Wednesday, November 22, 2006

Entrepreneuship: A coffee man & a cake lady

It must be a week for meeting entrepreneurs. I just got back from an inspiring luncheon talk by Pacific Coffee Company founder Thomas Neir. He told us about perservering through the years in order to build a coffee culture brand in Asia. A lot of the things he went through really resonated with me and my own experience of being an entrepreneur. He talked about starting a coffee company and trying to create a coffee culture in Hong Kong when people here equated that to a char chan teng, one of those local cafes that serve yin yang (coffee and tea mixed together) with nai jeung do (toast with condensed milk and peanut butter) or gong jai meen (instant noodles). He talked about how people (including staff) didn't understand why he wanted to focus on serving coffee. He also talked about how important a company's relationship with their landlord(s) is. In his case, alienating Swire over installing an internet connection in their Pacific Place shop proved to be a mistake. Landlords in Hong Kong have the power to make or break a business, especially a retail business.

Someone asked him if he thought entrepreneurship can be taught. He replied that while he thought the skills required to run a business can be taught, the motivation, inspiration and the willingness to take on risk are more personality-driven and may not be teachable. I tend to agree. I don't know how many times I've heard friends say to me that the one thing keeping them from chasing after their own entrepreneurial dreams is fear. "You're so brave," they would say. But I never felt I was being brave. What I felt and still feel is probably what an artist, writer, composer, architect feels. In a sense, entrepreneurship is about having a vision or desire and trying to communicate and fulfill it. For Thomas Neir, it was the vision of the coffee culture in Hong Kong that he experienced in the Italian coffee shops in San Francisco.

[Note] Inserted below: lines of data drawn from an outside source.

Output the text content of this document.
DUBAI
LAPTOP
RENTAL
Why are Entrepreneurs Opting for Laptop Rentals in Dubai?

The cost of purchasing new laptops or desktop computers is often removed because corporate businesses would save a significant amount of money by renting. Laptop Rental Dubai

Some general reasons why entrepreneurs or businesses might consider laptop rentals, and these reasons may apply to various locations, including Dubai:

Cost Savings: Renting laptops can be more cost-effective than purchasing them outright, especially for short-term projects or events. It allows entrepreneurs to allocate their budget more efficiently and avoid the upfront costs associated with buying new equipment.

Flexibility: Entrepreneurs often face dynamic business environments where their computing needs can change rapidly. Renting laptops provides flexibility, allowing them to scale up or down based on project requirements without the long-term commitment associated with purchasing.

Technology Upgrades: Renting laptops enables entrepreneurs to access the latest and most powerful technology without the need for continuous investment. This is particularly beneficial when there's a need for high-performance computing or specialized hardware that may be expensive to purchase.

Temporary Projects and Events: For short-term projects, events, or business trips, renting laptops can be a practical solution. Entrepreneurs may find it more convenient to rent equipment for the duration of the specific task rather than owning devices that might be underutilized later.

There were similar threads in my conversations with Elayna Berean, who only this year founded her custom cake (they're more than cakes really, they're more like sculptures!) business, Elayna Maria Cakes.
Similarly, she spent time in San Francisco training as a pastry chef after getting her MBA from Wharton. I came across her company when I received the email announcing her talk at a Wharton-organized lunch (the PCC luncheon talk was also organized by the Wharton alumni association). I couldn't make her talk because I was in Tokyo, but I immediately told NL, who's busy organizing her own wedding, about it. So NL and I met with Elayna yesterday to discuss NL's monkey wedding cake over lunch at Cafe Costa. Cake talk completed, we turned to talk about what it's like to start a high-end, highly-customised service business in a culture that still doesn't quite value (or think it should pay for) service and creative expertise. Elayna is off to a great start; she's been designing showpiece cakes for fashion events including the upcoming Juicy Couture opening party (which was why she couldn't take on my very last-minute request for bowling ball cupcakes for a birthday bowling party).

Tom made a profitable exit, selling PCC to Chevalier after more than a decade and is now eyeing an environmental business. Elayna has plans to expand her offerings. If anything, entrepreneurship is certainly a constantly evolving work-in-progress.